Luckily for me, I didn’t actually swallow a fly and my story has a happy ending. Here’s how my nursery rhyme went:
- Problem with CRM, will not sync.
- Tech Support “It’s not us, it’s them…I think.”
- Them – “Maybe rename your old account and start new.”
- Me – “What the hell, it’s not like I have anything else to do.”
Over the past several years I got very serious about Inbox Zero. I even shared some of things I had done to reclaim my inbox on my personal blog. To that end, I had invested an inordinate amount of time in my email account folders and rules to reduce unnecessary messages in my inbox and file other messages in appropriate folders. I didn’t acknowledge what a pain it would be to restore everything.
Now, every single email I receive arrives directly in my inbox. I was surprised, and perhaps more than a little ashamed, at how much unnecessary stuff I had gotten really good at filtering into folders where it would sit, never read, forever. There was still lots of room for improvement.
It wasn’t so much the things I opted out of this time (and I cut pretty deep there!). It was the stuff I was missing because I would never read it; the important stuff I wasn’t making time for.

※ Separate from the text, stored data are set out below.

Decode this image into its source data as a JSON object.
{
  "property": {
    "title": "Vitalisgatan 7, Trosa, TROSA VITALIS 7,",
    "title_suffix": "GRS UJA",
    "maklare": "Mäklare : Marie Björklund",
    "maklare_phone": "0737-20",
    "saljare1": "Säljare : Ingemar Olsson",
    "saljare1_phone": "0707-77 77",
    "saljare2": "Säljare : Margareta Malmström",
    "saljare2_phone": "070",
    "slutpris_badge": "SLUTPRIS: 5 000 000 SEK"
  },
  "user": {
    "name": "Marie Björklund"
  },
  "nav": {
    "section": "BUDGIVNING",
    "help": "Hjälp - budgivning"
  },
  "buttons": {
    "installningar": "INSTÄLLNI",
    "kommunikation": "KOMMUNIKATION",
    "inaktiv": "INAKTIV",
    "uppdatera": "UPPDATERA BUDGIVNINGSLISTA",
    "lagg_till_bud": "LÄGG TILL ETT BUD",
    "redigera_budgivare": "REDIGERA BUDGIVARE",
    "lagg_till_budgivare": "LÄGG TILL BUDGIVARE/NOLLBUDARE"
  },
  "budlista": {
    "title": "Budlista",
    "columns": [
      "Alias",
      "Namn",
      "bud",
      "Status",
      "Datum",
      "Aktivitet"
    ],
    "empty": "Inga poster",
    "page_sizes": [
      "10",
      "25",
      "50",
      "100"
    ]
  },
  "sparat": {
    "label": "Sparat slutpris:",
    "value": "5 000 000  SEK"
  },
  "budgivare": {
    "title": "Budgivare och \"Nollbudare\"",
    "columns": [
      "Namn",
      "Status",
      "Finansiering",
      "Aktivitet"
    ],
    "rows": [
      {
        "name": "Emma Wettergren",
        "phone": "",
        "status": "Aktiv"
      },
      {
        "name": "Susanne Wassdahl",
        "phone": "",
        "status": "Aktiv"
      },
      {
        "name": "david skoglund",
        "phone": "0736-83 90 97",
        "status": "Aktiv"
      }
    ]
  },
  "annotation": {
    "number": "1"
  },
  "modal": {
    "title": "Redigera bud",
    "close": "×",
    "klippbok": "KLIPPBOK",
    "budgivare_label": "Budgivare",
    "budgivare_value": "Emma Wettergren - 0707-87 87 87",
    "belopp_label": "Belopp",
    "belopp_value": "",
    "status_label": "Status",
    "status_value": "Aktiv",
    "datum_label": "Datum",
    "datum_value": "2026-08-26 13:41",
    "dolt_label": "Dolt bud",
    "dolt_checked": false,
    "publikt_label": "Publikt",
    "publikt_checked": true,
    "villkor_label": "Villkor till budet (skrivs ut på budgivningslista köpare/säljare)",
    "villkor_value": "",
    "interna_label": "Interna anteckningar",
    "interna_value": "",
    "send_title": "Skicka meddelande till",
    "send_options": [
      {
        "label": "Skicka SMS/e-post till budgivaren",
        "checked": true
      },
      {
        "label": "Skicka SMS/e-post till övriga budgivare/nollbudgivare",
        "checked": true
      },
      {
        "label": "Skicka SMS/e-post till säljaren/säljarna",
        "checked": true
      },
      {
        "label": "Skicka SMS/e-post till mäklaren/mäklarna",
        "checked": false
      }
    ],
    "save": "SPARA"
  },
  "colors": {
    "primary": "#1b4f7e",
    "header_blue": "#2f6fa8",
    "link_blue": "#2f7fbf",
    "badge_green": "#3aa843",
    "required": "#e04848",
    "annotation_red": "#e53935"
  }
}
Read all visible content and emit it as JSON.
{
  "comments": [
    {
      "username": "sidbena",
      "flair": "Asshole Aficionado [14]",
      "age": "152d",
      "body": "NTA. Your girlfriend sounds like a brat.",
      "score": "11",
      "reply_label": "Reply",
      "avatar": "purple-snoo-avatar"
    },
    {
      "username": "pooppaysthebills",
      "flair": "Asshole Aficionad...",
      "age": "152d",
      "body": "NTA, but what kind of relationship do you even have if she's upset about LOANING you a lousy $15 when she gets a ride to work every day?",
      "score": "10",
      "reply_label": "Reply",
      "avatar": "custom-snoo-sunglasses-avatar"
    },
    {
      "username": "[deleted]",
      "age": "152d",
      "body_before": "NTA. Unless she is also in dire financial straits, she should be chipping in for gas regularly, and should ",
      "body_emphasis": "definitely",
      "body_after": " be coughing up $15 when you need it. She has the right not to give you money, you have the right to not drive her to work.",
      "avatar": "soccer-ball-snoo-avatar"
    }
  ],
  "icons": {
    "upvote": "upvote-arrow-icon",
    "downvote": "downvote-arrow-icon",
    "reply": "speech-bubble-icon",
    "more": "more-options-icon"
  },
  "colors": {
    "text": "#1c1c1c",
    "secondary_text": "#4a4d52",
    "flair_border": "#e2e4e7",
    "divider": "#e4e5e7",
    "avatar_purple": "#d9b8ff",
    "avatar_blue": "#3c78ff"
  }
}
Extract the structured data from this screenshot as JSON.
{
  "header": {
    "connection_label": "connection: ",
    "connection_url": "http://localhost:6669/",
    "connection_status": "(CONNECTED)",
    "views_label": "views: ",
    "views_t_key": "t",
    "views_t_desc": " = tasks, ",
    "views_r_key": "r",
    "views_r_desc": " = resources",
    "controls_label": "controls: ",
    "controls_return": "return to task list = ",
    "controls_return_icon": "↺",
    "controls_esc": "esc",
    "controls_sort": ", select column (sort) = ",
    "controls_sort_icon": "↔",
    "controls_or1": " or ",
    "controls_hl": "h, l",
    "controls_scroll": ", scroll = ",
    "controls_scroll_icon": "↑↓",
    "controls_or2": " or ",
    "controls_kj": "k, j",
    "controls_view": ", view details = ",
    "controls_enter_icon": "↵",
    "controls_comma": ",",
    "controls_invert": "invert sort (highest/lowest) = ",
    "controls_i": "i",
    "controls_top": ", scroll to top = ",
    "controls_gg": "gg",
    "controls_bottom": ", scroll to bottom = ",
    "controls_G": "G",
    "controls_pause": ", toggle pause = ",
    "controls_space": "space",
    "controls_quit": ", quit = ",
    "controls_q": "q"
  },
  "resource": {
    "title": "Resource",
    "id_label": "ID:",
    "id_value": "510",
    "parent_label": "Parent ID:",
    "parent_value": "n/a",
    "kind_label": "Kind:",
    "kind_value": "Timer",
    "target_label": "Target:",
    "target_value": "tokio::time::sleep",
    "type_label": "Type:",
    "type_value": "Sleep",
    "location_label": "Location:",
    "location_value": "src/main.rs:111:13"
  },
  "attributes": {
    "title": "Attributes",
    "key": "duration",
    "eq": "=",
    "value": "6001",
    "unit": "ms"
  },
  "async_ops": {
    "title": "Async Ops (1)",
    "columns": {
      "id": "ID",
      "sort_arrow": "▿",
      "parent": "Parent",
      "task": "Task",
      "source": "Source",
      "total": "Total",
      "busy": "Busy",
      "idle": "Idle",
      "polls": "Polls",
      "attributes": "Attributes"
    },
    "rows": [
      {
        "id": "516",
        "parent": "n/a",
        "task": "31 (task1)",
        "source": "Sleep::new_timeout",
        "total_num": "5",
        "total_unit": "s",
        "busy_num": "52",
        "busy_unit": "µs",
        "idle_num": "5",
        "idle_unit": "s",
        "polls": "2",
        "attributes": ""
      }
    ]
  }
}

One example was a copy of a private newsletter from a retired professor I met several years ago. I had stopped reading his newsletter mostly because I had filtered it into a folder, making it less than visible than if it were in my inbox. As I reviewed and triaged my folders, I was reminded once again of this newsletter. I read it, and was so glad I did. The information was timely and helpful. That is when I realized I had been missing out on lots of good stuff I was (not) planning to “get to later.” I resolved to aggressively filter things that weren’t adding value and to take more time for things that were.
What Are You Filtering (Or Turning Off Your Filters)?
We all have great habits we lose along the way in our Industry 4.0 journey. But how do you reconnect with those habits? Maybe your boss came back from a long vacation and stopped emphasizing kaizen principles upon their return. Did you need to remind them? Maybe an important project at your company stalled when it’s chief advocate retired. Can you step in?
For the next two weeks, I am asking you to join me in pondering constructive activities you may have filtered out at some point. I am going to also provide you with a tool to help you do it. Pick up a copy of “The War of Art,” by Steven Pressfield, and learn how to overcome internal obstacles to getting things done. I was surprised how Book One (the first 57 pages) helped me quickly establish an inner voice to break down “Resistance.” Maybe that is why I am writing this a week before you will actually read it instead of the night before!